Union Cuts Ties to United Negro College Fund Over Kochs Donations
Early in the afternoon, BuzzFeed's Jacob Fischler scooped one of the most dramatic skirmishes in the war between liberals and David and Charles Koch. One month ago, the United Negro College Fund announced a $25 million "Koch scholars program," funded by the company and Charles Koch's foundation, "aimed at broadening educational opportunities so that aspiring African American students can better understand how entrepreneurship, economics, and innovation contribute to well-being for individuals, communities, and society."
Some predictable trolling followed. Conservatives like to point out that the Kochs have spent far more on charity and the arts over their lifetimes than they've spent on politics since 2009. Did liberals hate the Kochs so much that they'd condemn their donation to black students? Did they? Did they?
Yes, they did. Fischler reported on a letter (delivered by hand) in which D.C.-based AFSCME cut ties with the D.C.-based UNCF. The letter is in itself remarkable, going on for ages about how taking money from the Kochs violated the UNCF's values and betrayed the civil rights movement.

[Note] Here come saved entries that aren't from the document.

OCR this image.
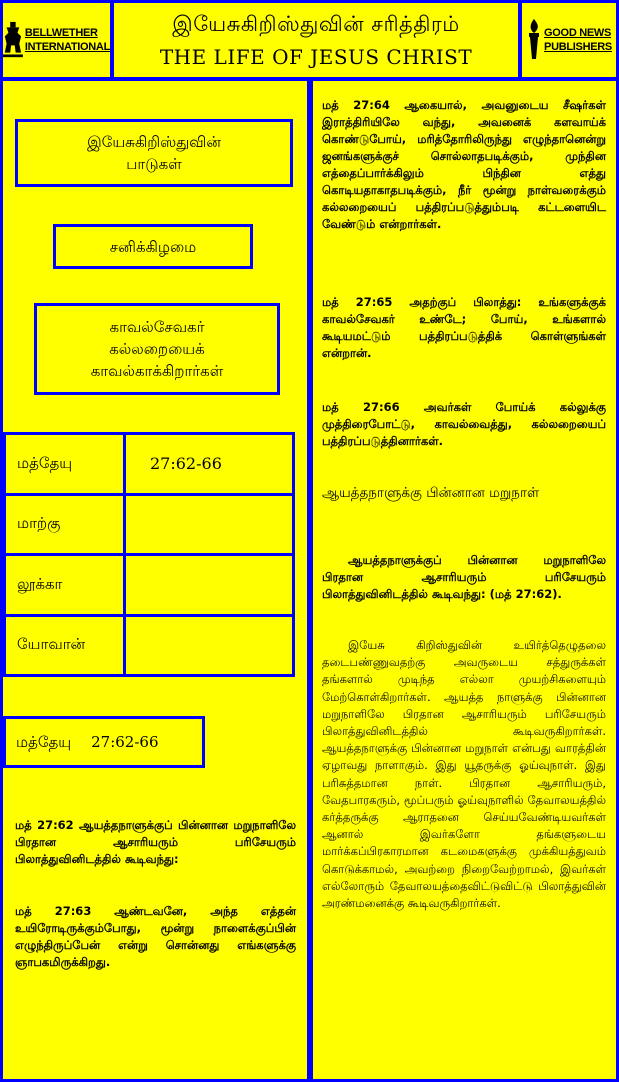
BELLWETHER
INTERNATIONAL
இயேசுகிறிஸ்துவின் சரித்திரம்
THE LIFE OF JESUS CHRIST
GOOD NEWS
PUBLISHERS
இயேசுகிறிஸ்துவின்
பாடுகள்
சனிக்கிழமை
காவல்சேவகர்
கல்லறையைக்
காவல்காக்கிறார்கள்
மத்தேயு	27:62-66
மாற்கு	
லூக்கா	
யோவான்	
மத்தேயு 27:62-66
மத் 27:62 ஆயத்தநாளுக்குப் பின்னான மறுநாளிலே பிரதான ஆசாரியரும் பரிசேயரும் பிலாத்துவினிடத்தில் கூடிவந்து:
மத் 27:63 ஆண்டவனே, அந்த எத்தன் உயிரோடிருக்கும்போது, மூன்று நாளைக்குப்பின் எழுந்திருப்பேன் என்று சொன்னது எங்களுக்கு ஞாபகமிருக்கிறது.
மத் 27:64 ஆகையால், அவனுடைய சீஷர்கள் இராத்திரியிலே வந்து, அவனைக் களவாய்க் கொண்டுபோய், மரித்தோரிலிருந்து எழுந்தானென்று ஜனங்களுக்குச் சொல்லாதபடிக்கும், முந்தின எத்தைப்பார்க்கிலும் பிந்தின எத்து கொடியதாகாதபடிக்கும், நீர் மூன்று நாள்வரைக்கும் கல்லறையைப் பத்திரப்படுத்தும்படி கட்டளையிட வேண்டும் என்றார்கள்.
மத் 27:65 அதற்குப் பிலாத்து: உங்களுக்குக் காவல்சேவகர் உண்டே; போய், உங்களால் கூடியமட்டும் பத்திரப்படுத்திக் கொள்ளுங்கள் என்றான்.
மத் 27:66 அவர்கள் போய்க் கல்லுக்கு முத்திரைபோட்டு, காவல்வைத்து, கல்லறையைப் பத்திரப்படுத்தினார்கள்.
ஆயத்தநாளுக்கு பின்னான மறுநாள்
ஆயத்தநாளுக்குப் பின்னான மறுநாளிலே பிரதான ஆசாரியரும் பரிசேயரும் பிலாத்துவினிடத்தில் கூடிவந்து: (மத் 27:62).
இயேசு கிறிஸ்துவின் உயிர்த்தெழுதலை தடைபண்ணுவதற்கு அவருடைய சத்துருக்கள் தங்களால் முடிந்த எல்லா முயற்சிகளையும் மேற்கொள்கிறார்கள். ஆயத்த நாளுக்கு பின்னான மறுநாளிலே பிரதான ஆசாரியரும் பரிசேயரும் பிலாத்துவினிடத்தில் கூடிவருகிறார்கள். ஆயத்தநாளுக்கு பின்னான மறுநாள் என்பது வாரத்தின் ஏழாவது நாளாகும். இது யூதருக்கு ஓய்வுநாள். இது பரிசுத்தமான நாள். பிரதான ஆசாரியரும், வேதபாரகரும், மூப்பரும் ஓய்வுநாளில் தேவாலயத்தில் கர்த்தருக்கு ஆராதனை செய்யவேண்டியவர்கள் ஆனால் இவர்களோ தங்களுடைய மார்க்கப்பிரகாரமான கடமைகளுக்கு முக்கியத்துவம் கொடுக்காமல், அவற்றை நிறைவேற்றாமல், இவர்கள் எல்லோரும் தேவாலயத்தைவிட்டுவிட்டு பிலாத்துவின் அரண்மனைக்கு கூடிவருகிறார்கள்.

Koch PR did not respond when I asked about the letter, and UNCF would only send over a statement.
"UNCF has over 100,000 donors with a wide range of views," said UNCF CEO Dr. Michael Lomax, "but they all have one thing in common: they believe in helping young students of color realize their dreams of a college education. For over 70 years we have never had a litmus test and we have asked all Americans to support our cause."
I also asked Murray's office what he thought of being held up as a symbol of institutional racism. I'll assume he's against it.